Member of the Kansas House of Representatives from the 85th district
- Incumbent
- Assumed office June 24, 2025
- Preceded by: Patrick Penn
- In office January 13, 2003 – December 17, 2015
- Preceded by: Anthony J. Powell
- Succeeded by: Chuck Weber

Personal details
- Born: November 20, 1951 (age 74)
- Party: Republican
- Spouse: Billie
- Children: 2

= Steve Brunk =

American politician

Steven Brunk is an American politician who is a Republican member of the Kansas House of Representatives. He first represented the 85th district in the State of Kansas from 2003 to 2015. In 2018 he was rated 100% by the American Conservative Union. In 2025 he was appointed to a new term, again representing the 85th district.

==Biography==
Brunk served in the 85th district of the Kansas House from 2003 to 2016.

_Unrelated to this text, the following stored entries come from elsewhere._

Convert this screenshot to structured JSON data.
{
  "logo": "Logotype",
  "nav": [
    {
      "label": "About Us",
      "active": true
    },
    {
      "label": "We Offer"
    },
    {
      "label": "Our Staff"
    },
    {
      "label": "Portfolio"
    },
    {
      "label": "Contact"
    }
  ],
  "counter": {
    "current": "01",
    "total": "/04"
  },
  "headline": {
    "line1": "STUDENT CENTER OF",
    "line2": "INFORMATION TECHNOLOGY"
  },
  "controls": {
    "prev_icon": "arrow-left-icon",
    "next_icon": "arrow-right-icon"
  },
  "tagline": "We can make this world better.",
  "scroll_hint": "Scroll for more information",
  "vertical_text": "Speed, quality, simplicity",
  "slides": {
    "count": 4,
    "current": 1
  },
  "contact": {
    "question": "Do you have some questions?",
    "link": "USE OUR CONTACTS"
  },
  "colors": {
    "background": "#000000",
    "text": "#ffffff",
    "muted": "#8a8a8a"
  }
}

Brunk resigned from the house to become the director of the Kansas Family Policy Alliance a group that advocates against abortion and same-sex marriage and for religion in government. However, he would quickly resign from his position and work in real estate. He attempted to stage a political comeback in 2018, running for a spot in the Sedgwick County Commission

Brunk staged another political comeback by being appointed to his old seat again, after Patrick Penn resigned to become undersecretary of the Department of Agriculture.